Damayanti menekankan pentingnya optimalisasi peran posyandu sebagai titik awal pencegahan stunting. Ia menyebut banyak kasus stunting yang tidak terdeteksi sejak awal karena rendahnya partisipasi masyarakat dalam pemeriksaan rutin.
“Pemantauan kesehatan anak itu bukan insidental, tapi harus rutin. Posyandu adalah jembatan paling dekat antara keluarga dan layanan kesehatan,” ungkapnya, Kamis (19/6/2025).
DPRD Kaltim, menurutnya, akan terus memberikan dukungan politik dan fiskal melalui penguatan program kesehatan ibu dan anak. Langkah ini dinilai penting agar layanan kesehatan dasar bisa menjangkau seluruh lapisan masyarakat, terutama di wilayah dengan tingkat kerentanan tinggi terhadap stunting.
Damayanti juga menyampaikan bahwa upaya ini tidak bisa berdiri sendiri. Ia mengajak semua elemen, dari tenaga kesehatan hingga tokoh masyarakat, untuk aktif menyuarakan pentingnya gizi dan kesehatan anak sejak dini.

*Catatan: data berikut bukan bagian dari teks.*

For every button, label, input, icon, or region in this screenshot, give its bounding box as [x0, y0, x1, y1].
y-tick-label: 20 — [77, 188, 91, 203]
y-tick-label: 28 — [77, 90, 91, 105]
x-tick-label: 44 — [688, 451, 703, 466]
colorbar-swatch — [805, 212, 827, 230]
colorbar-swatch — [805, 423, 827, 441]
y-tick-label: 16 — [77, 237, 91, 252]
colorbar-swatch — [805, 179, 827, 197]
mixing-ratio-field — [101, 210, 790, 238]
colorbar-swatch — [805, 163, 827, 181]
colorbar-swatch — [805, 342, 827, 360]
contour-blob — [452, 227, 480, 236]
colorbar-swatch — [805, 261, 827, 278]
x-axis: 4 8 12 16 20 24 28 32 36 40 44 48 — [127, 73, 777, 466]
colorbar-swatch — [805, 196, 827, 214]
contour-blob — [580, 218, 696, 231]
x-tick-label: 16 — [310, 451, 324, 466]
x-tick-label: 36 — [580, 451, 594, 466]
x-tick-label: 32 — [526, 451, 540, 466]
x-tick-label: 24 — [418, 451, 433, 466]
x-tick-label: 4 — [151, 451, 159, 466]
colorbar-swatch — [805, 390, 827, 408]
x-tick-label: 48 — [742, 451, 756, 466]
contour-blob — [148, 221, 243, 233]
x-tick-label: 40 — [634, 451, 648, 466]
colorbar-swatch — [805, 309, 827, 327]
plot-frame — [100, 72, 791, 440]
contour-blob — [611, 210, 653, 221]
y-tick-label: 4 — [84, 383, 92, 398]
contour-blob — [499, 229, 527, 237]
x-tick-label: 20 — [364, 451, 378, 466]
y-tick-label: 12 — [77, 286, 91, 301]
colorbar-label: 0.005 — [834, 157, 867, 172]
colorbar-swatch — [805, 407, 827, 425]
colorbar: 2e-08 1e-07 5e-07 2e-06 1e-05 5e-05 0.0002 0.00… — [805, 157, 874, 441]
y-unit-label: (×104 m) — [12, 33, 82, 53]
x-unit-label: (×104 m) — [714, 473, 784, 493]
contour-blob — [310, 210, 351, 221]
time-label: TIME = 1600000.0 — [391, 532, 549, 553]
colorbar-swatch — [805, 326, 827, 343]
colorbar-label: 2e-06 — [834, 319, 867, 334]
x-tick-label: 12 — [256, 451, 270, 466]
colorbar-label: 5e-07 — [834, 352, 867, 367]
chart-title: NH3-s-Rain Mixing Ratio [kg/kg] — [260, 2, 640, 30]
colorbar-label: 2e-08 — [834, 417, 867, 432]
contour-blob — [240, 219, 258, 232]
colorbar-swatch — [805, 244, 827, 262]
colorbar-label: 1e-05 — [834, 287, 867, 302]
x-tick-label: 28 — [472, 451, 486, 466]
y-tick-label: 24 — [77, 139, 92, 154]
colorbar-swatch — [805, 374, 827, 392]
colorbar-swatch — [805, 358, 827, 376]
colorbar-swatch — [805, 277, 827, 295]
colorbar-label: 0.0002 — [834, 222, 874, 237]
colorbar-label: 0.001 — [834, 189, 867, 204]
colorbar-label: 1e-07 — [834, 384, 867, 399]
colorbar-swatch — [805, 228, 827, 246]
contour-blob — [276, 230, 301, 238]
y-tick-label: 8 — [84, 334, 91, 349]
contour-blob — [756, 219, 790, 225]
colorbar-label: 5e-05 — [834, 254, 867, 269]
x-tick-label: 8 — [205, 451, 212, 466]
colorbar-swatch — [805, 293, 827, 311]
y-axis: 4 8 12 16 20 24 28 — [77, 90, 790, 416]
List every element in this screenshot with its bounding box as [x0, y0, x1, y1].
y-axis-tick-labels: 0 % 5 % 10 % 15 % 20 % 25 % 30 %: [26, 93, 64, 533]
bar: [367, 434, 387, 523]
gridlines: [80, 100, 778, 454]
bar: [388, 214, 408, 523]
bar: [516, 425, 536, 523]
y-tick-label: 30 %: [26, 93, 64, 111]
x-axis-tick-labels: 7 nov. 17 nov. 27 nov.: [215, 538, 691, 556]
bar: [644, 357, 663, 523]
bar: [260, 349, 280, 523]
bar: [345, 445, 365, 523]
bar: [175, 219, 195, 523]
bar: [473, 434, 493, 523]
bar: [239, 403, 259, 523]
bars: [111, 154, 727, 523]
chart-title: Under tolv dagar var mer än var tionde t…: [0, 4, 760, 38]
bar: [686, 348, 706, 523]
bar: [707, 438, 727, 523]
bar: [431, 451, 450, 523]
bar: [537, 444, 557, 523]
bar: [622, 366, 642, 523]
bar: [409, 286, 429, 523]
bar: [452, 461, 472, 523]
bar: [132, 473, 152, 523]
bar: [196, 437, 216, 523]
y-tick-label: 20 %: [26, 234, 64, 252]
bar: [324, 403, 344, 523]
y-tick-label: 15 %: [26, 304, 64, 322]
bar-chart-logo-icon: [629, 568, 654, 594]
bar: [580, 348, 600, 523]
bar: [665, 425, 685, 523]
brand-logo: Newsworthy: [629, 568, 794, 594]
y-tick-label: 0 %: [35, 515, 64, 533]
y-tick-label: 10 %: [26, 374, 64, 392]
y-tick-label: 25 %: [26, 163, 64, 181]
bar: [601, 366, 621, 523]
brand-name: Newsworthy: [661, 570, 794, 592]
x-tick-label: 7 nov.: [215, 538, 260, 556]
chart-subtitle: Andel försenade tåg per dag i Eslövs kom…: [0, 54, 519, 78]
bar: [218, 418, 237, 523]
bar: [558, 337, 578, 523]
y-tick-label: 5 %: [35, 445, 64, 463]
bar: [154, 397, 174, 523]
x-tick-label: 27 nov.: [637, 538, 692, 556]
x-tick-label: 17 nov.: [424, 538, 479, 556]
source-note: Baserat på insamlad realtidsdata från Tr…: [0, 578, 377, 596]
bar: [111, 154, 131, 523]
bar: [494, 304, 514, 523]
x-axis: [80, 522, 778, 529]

“Jangan tunggu sampai anak sakit atau tumbuh lambat. Pemeriksaan dan edukasi harus menjadi budaya,” ujarnya.
Dengan kolaborasi dan kesadaran kolektif, Damayanti optimistis Kaltim dapat mencapai target nasional prevalensi stunting 14 persen di tahun 2025 dan mencetak generasi yang sehat serta produktif di masa depan.